Hasımlar ve tarafsızlar

Afganistan’daki gelişmeleri en yakından takip eden Orta Asya ülkesi Tacikistan’dır. 1344 km sınırıyla “Tehdit algısı en yüksek” odur ve “Afganistan’da yaşananlar, Tacik basınının bir numaralı gündem maddesidir.”

  • Bunun kökeninde Afganistan nüfusunun takriben 4’te birinin Taciklerden oluşması yatmaktadır. Ahmet Şah Mesud da Rabbanî de birer Tacik’ti ve Tacikistan’la güçlü bağları vardı. Kâbil’in düşüşünden önce Taliban’a esir düşme tehlikesinden kaçan 2300 Afgan askerinin sınırdan geçmesine izin vermiş, daha sonra onları uçaklarla Kâbil’e yollamıştı.

Özbekistan’ın ise Afganistan’la sınırı 144 km’dir ve Mezarışerif bölgesinden ibarettir.

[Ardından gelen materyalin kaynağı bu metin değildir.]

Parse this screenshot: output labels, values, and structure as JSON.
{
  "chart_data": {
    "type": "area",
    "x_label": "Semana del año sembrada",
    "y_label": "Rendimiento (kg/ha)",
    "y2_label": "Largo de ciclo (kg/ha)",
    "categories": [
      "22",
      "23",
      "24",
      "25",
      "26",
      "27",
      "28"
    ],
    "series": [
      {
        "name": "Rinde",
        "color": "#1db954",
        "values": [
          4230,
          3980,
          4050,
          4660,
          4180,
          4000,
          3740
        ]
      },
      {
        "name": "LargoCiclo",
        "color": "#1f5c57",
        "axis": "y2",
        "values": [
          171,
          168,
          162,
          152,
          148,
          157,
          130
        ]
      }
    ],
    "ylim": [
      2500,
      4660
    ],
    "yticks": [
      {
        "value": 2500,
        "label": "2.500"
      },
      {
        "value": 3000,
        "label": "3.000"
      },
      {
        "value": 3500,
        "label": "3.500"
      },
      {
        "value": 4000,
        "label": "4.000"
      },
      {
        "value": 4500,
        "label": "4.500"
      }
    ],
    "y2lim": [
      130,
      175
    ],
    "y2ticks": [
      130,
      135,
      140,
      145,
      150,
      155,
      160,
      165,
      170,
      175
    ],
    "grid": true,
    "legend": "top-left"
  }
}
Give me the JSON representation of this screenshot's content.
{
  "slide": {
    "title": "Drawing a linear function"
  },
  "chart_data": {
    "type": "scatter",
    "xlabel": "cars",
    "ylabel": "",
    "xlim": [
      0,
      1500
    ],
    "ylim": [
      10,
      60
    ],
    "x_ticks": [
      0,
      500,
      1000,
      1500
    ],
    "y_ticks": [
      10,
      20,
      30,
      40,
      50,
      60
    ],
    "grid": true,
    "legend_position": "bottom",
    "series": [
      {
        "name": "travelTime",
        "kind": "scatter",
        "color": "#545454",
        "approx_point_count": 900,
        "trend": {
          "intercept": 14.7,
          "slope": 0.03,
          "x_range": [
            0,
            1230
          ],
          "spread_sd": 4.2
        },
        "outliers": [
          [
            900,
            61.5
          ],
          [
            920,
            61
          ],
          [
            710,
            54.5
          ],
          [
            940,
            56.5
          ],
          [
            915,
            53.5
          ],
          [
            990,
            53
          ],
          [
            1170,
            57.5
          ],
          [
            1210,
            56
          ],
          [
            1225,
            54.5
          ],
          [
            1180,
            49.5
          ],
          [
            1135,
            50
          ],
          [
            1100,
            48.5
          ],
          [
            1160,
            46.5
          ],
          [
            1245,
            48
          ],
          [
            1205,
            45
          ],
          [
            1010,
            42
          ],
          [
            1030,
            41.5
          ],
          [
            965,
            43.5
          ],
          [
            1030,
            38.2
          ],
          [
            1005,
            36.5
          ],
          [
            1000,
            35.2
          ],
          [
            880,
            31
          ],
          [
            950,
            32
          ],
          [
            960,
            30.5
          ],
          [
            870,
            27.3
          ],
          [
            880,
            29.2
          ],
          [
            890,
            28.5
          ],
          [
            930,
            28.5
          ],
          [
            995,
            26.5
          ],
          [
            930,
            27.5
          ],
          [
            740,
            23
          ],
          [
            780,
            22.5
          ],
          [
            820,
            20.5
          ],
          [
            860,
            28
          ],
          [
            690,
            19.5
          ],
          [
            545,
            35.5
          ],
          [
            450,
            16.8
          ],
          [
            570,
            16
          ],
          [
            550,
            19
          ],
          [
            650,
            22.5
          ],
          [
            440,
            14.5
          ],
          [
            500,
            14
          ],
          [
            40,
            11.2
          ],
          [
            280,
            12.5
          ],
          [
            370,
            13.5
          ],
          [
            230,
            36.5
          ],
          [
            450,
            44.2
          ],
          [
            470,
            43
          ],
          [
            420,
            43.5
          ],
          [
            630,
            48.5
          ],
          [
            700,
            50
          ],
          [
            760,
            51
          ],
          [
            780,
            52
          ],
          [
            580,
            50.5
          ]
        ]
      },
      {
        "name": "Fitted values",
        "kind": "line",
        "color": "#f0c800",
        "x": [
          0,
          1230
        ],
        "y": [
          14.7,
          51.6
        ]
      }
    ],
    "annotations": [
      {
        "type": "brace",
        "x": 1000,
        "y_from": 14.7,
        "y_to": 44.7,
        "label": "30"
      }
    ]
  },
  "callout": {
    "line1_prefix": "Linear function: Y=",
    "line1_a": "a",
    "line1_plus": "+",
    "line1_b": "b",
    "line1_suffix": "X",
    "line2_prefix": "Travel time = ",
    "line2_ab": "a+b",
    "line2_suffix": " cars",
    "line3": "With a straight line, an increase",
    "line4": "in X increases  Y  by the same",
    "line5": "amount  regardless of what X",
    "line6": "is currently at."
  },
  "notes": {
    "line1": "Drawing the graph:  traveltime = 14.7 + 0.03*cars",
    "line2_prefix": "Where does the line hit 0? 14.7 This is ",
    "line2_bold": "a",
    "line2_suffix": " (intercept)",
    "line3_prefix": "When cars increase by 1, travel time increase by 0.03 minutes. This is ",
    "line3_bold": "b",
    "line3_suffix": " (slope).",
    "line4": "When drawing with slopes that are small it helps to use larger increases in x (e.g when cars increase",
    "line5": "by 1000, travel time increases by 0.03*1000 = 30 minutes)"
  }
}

Bölgede uzun yıllardır en etkili güç Raşid Dostum’du. Özbekistan’ı demir yumrukla yöneten Kerimov, Dostum’u desteklemekle kalmıyor, Türkî cumhuriyetleri ve Rusya’yı da Dostum’un arkasında durmaya çağırıyordu. Sakalı ve çocukların Kur’an öğrenmesini yasaklayan Kerimov’dan sonra da Afganistan politikasında gözle görülür bir değişim yaşanmadı. 15 Ağustos’ta Başkan Şevket Mirziyoev Putin’i arayarak Afganistan meselesinde irtibatta kalmak üzere sözleşti.

Yine de Tacikistan gibi Taliban’a açıkça hasmane bir tavır takınmayıp daha esnek bir tavır sergiledi. Kazakistan gibi Özbekistan da elçilik ve diğer diplomatik temsilciliklerinin açık olacağını ve faaliyetlerine devam edeceğini duyurdu. Taliban da onların güvenliğini sağlayacağı garantisini verdi.

Türkmen nüfusun yoğun olarak yaşadığı Afganistan’ın doğusuyla 744 km’lik sınırı olsa da Türkmenistan tarafsızlığını korumakta çok özenli oldu. 2014 Şubat’ında sınırı geçen Taliban gruplarının 6 Türkmen sınır muhafızını öldürmesi bile bu tutumunu değiştirmedi. 2019 Mart’ında Taliban hücumundan kaçıp kendisine sığınmak isteyen 100 askere sığınma tanımayıp Taliban’ın eline düşmelerine göz yumdu. Türkmenistan’ın tarafsızlık tutumu şüphesiz ki Pakistan ve Hindistan’a ulaşan TAPI doğal gaz boru hattının selametine odaklanmaktadır.

Alışkın dert

Taliban cephesinden bakıldığında manzara acaba nasıl? 26 Eylül 1996’da ilk defa Kâbil’i ele geçirdiğinde de benzer endişelerle muhataptı ve 6 Ekim’de Pakistan’daki bir radyo istasyonundan kardeşlik mesajı yayınlamıştı. Diğer ülkelerin iç işlerine karışmayacağı vaadinde bulunmuş, onları da buna uymaya çağırmıştı. Rusya’yı “Burada aldığı dersi unutmaması” yönünde uyarmayı da ihmal etmemişti.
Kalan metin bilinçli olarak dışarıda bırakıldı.